Dr. James Andrews performed surgery on Griffin's knee immediately in January, and the initial timetable for his return was 6-8 months. But the Washington Post suggests that Griffin should be at 100 percent for the season opener.
Griffin is walking now and could get some looks during minicamp.
As a world-class athlete, Griffin certainly has a chance to be ready well before opening weekend.
Revis missed most of 2012 with a torn ACL.
Revis suffered a torn ACL on September 23 against the Miami Dolphins.
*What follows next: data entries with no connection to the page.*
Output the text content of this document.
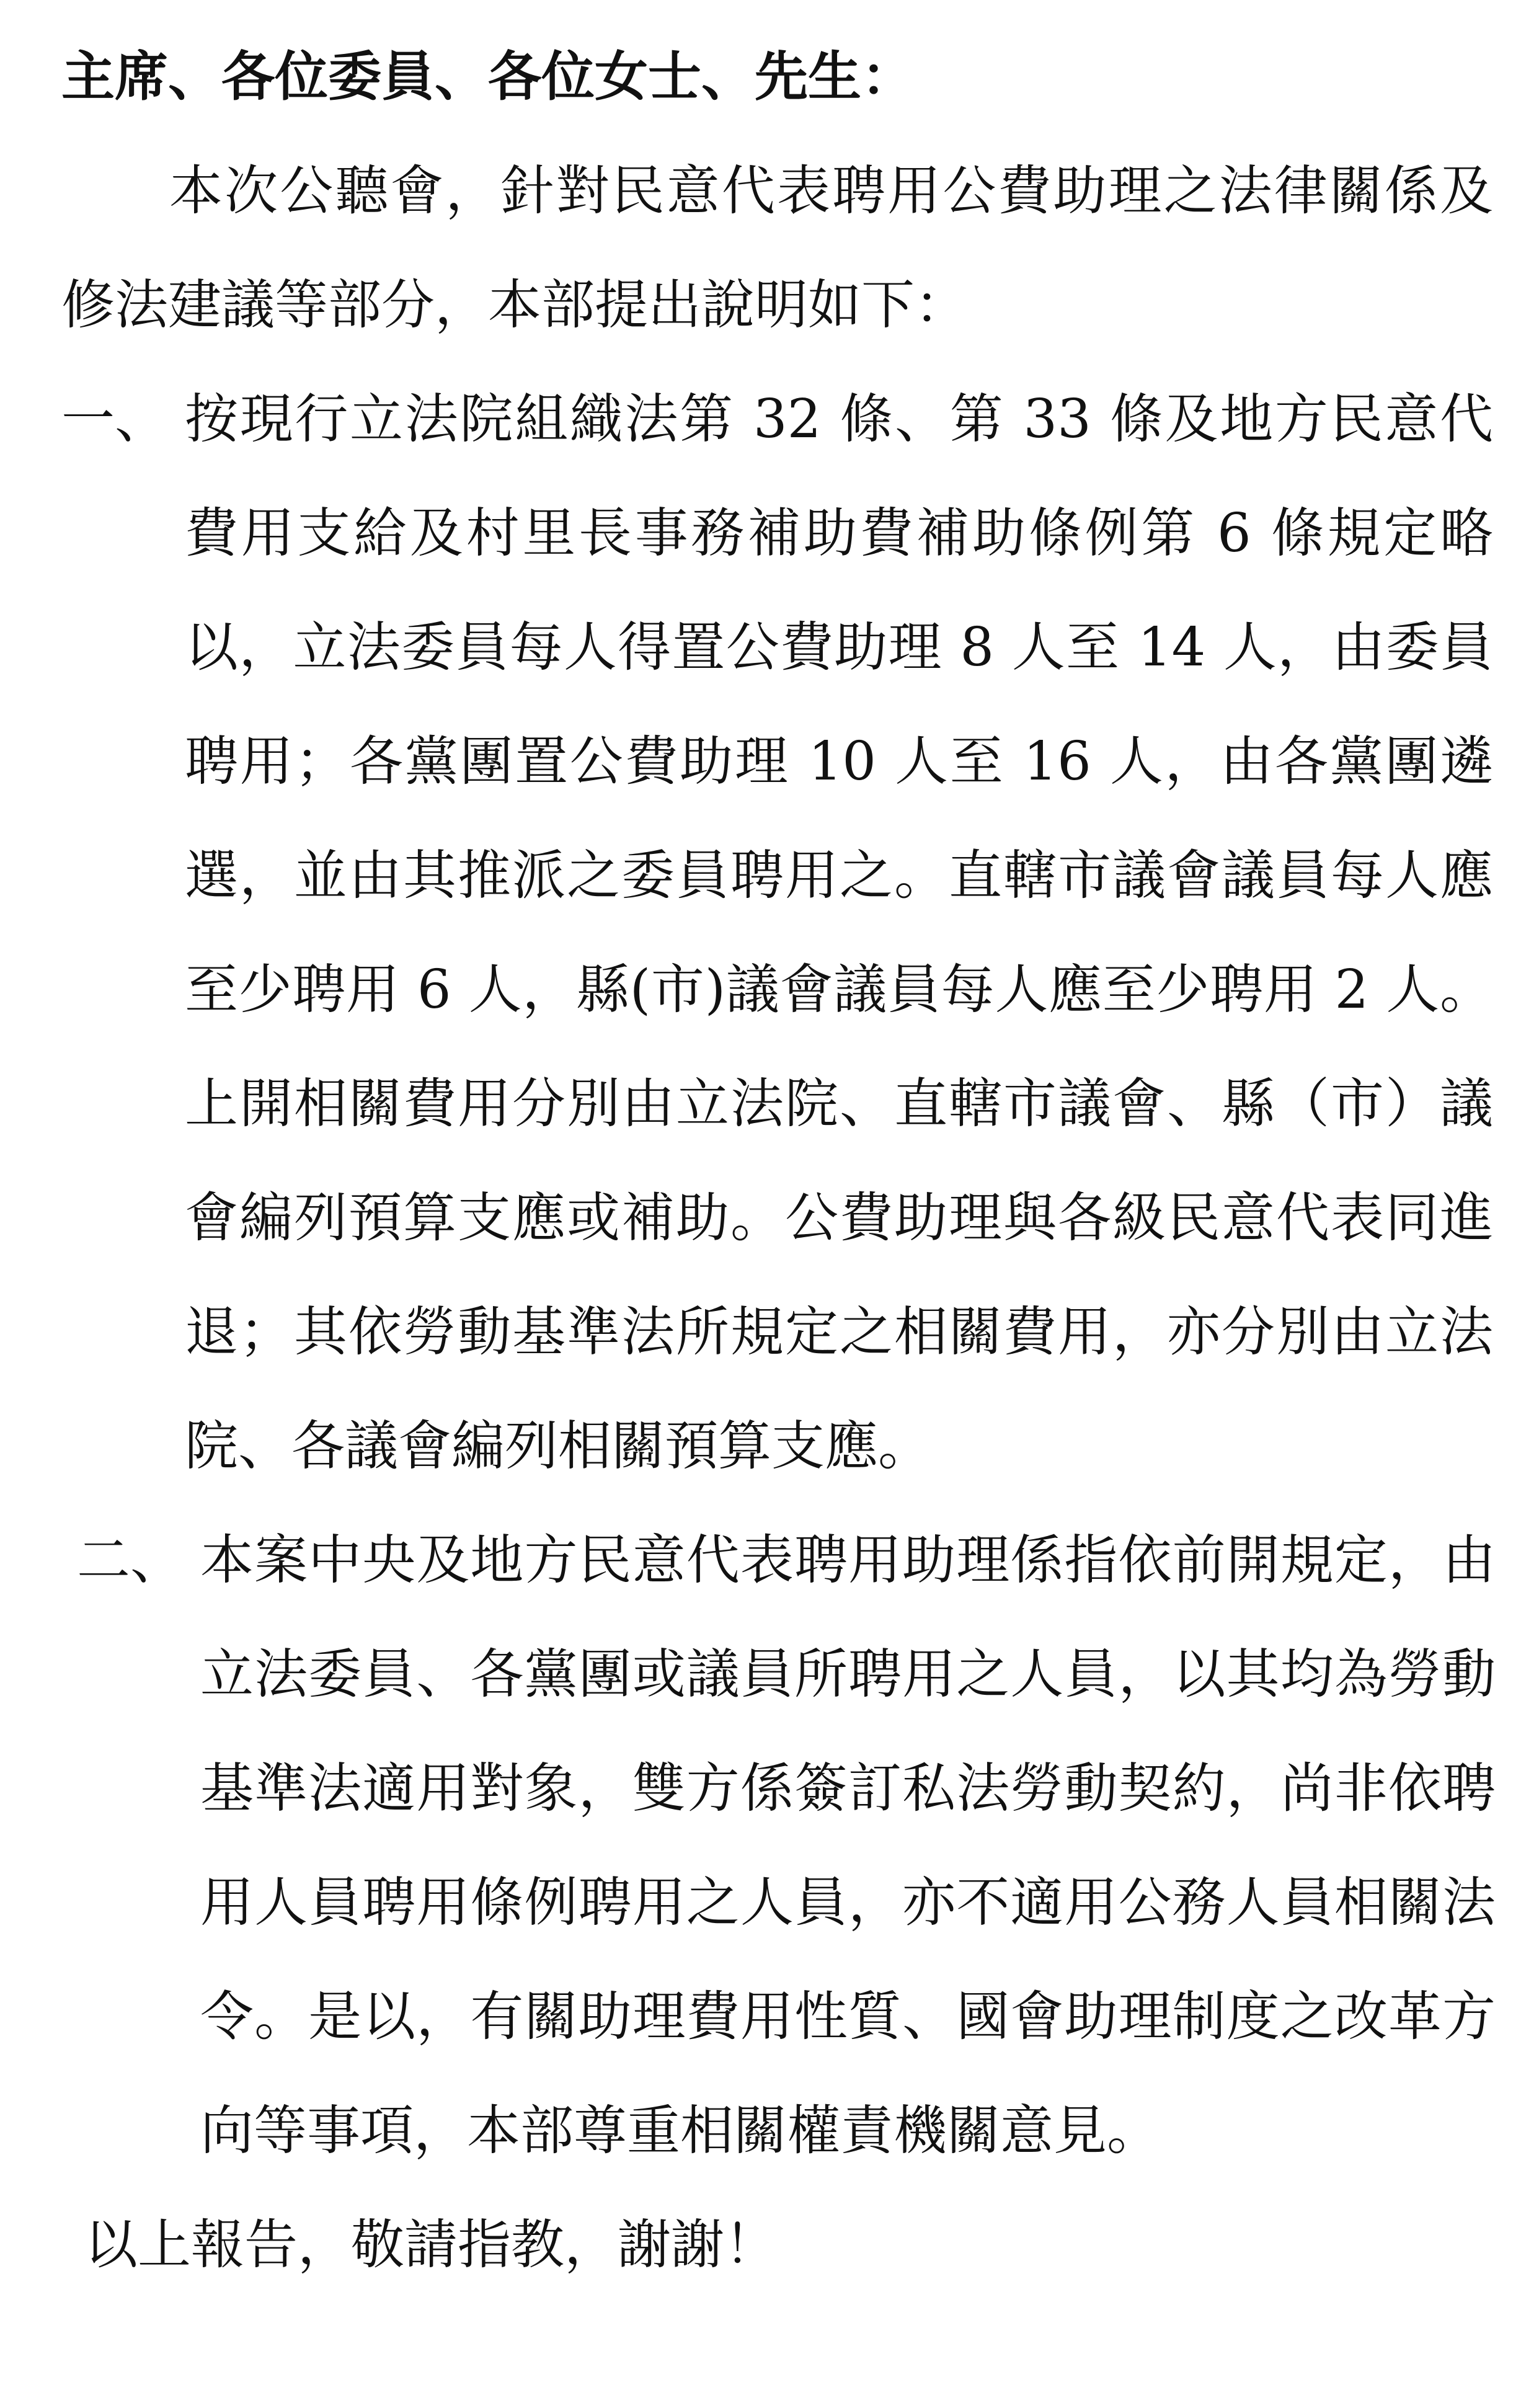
主席、各位委員、各位女士、先生：
本次公聽會，針對民意代表聘用公費助理之法律關係及
修法建議等部分，本部提出說明如下：
一、 按現行立法院組織法第 32 條、第 33 條及地方民意代
費用支給及村里長事務補助費補助條例第 6 條規定略
以，立法委員每人得置公費助理 8 人至 14 人，由委員
聘用；各黨團置公費助理 10 人至 16 人，由各黨團遴
選，並由其推派之委員聘用之。直轄市議會議員每人應
至少聘用 6 人，縣(市)議會議員每人應至少聘用 2 人。
上開相關費用分別由立法院、直轄市議會、縣（市）議
會編列預算支應或補助。公費助理與各級民意代表同進
退；其依勞動基準法所規定之相關費用，亦分別由立法
院、各議會編列相關預算支應。
二、 本案中央及地方民意代表聘用助理係指依前開規定，由
立法委員、各黨團或議員所聘用之人員，以其均為勞動
基準法適用對象，雙方係簽訂私法勞動契約，尚非依聘
用人員聘用條例聘用之人員，亦不適用公務人員相關法
令。是以，有關助理費用性質、國會助理制度之改革方
向等事項，本部尊重相關權責機關意見。
以上報告，敬請指教，謝謝！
There has been some speculation in regards to Revis being moved before the start of the 2013 season. Denver and San Francisco have been mentioned as potential landing spots for Revis.
But regardless of where he's playing, Revis faces a tough battle back from a torn ACL. Unlike some other positions, defensive backs seem to struggle returning to form following severe knee injuries.
Bleacher Report injury expert Will Carroll has some concerns about Revis.
Cover corners like Revis engage in stressful physical action—even more so than running backs like Adrian Peterson or Jamaal Charles—with the demands of their position forcing them to backpedal and rotate while on the run.
Revis faces a long road to recovery. Prior to his injury, he tilted the playing field more than any defensive player in football. Whether or not he can return to that elite level remains to be seen.